O ministro Luiz Fux, do Supremo Tribunal Federal, descartou o crime de organização criminosa nesta quarta-feira (10), durante o julgamento da trama golpista em que o ex-presidente Jair Bolsonaro (PL) e outros sete integrantes do núcleo crucial são réus. 

“A existência de um plano criminoso não basta para a caracterização do crime de organização criminosa”, afirmou Fux. 

“Relativamente à imputação de organização criminosa, a improcedência da acusação, no meu modo de ver, é manifesta”, prosseguiu. 

Luiz Fux foi o terceiro ministro a votar no julgamento sobre tentativa de golpe de Estado. Até o momento, o placar está 2 a 0 pela condenação de Bolsonaro e aliados.

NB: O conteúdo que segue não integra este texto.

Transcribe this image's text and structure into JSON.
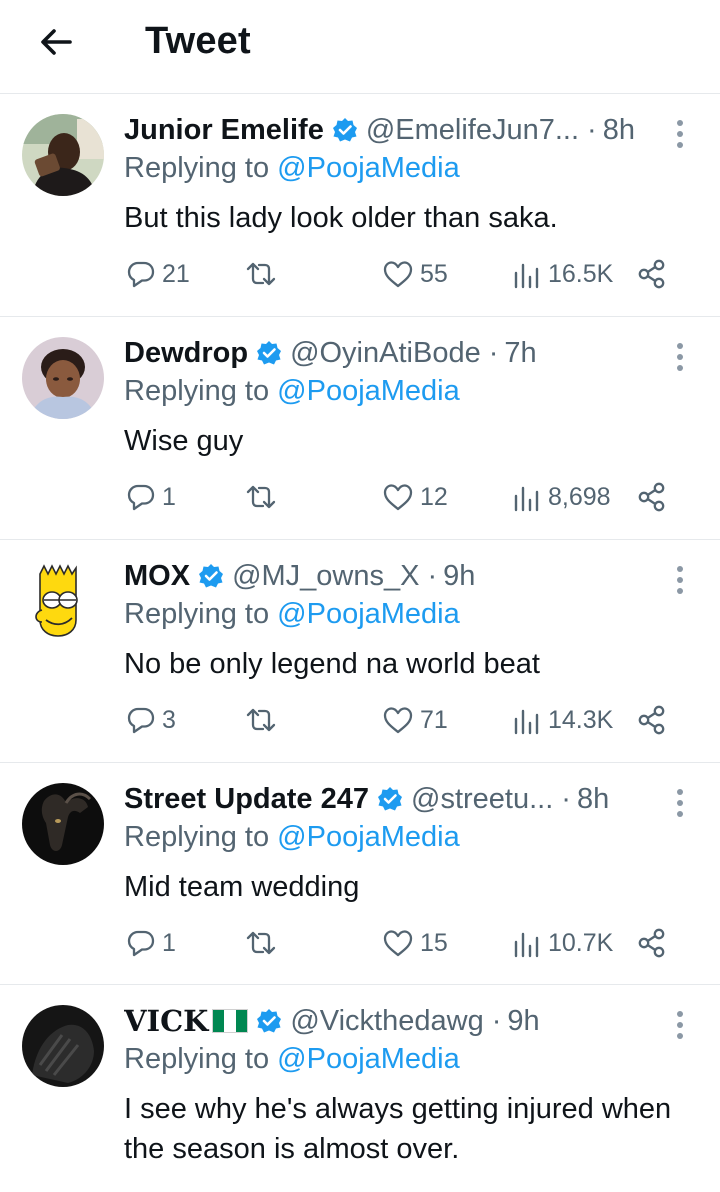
{
  "header": {
    "title": "Tweet",
    "back_icon": "arrow-left-icon"
  },
  "colors": {
    "link": "#1d9bf0",
    "muted": "#536471",
    "verified": "#1d9bf0",
    "text": "#0f1419"
  },
  "tweets": [
    {
      "name": "Junior Emelife",
      "handle": "@EmelifeJun7...",
      "dot": "·",
      "time": "8h",
      "reply_prefix": "Replying to",
      "reply_to": "@PoojaMedia",
      "text": "But this lady look older than saka.",
      "replies": "21",
      "likes": "55",
      "views": "16.5K"
    },
    {
      "name": "Dewdrop",
      "handle": "@OyinAtiBode",
      "dot": "·",
      "time": "7h",
      "reply_prefix": "Replying to",
      "reply_to": "@PoojaMedia",
      "text": "Wise guy",
      "replies": "1",
      "likes": "12",
      "views": "8,698"
    },
    {
      "name": "MOX",
      "handle": "@MJ_owns_X",
      "dot": "·",
      "time": "9h",
      "reply_prefix": "Replying to",
      "reply_to": "@PoojaMedia",
      "text": "No be only legend na world beat",
      "replies": "3",
      "likes": "71",
      "views": "14.3K"
    },
    {
      "name": "Street Update 247",
      "handle": "@streetu...",
      "dot": "·",
      "time": "8h",
      "reply_prefix": "Replying to",
      "reply_to": "@PoojaMedia",
      "text": "Mid team wedding",
      "replies": "1",
      "likes": "15",
      "views": "10.7K"
    },
    {
      "name": "VICK",
      "handle": "@Vickthedawg",
      "dot": "·",
      "time": "9h",
      "reply_prefix": "Replying to",
      "reply_to": "@PoojaMedia",
      "text": "I see why he's always getting injured when the season is almost over."
    }
  ]
}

Ainda segundo o ministro, não houve demonstração desse delito porque não há provas de que os integrantes se uniram de modo a criar uma “entidade autônoma” com o objetivo de praticar vários crimes – com penas superiores a 4 anos – e com o objetivo de permanecer unidos mesmo após a prática desses crimes (“estabilidade”, “permanência”). 

Além disso, Fux descartou a majorante de uso de arma de fogo – que pode resultar em um aumento da pena de até 50% -, porque a denúncia não descreveu o uso efetivo de armas de fogo durante a execução dos crimes.

Fux já encerrou a análise das questões preliminares apresentadas pelas defesas e, agora, analisa o mérito da questão. 

O crime de participação em organização criminosa armada tem pena de três anos a oito anos – e pode chegar a 17 anos, com as agravantes de uso de arma de fogo e participação de agentes públicos.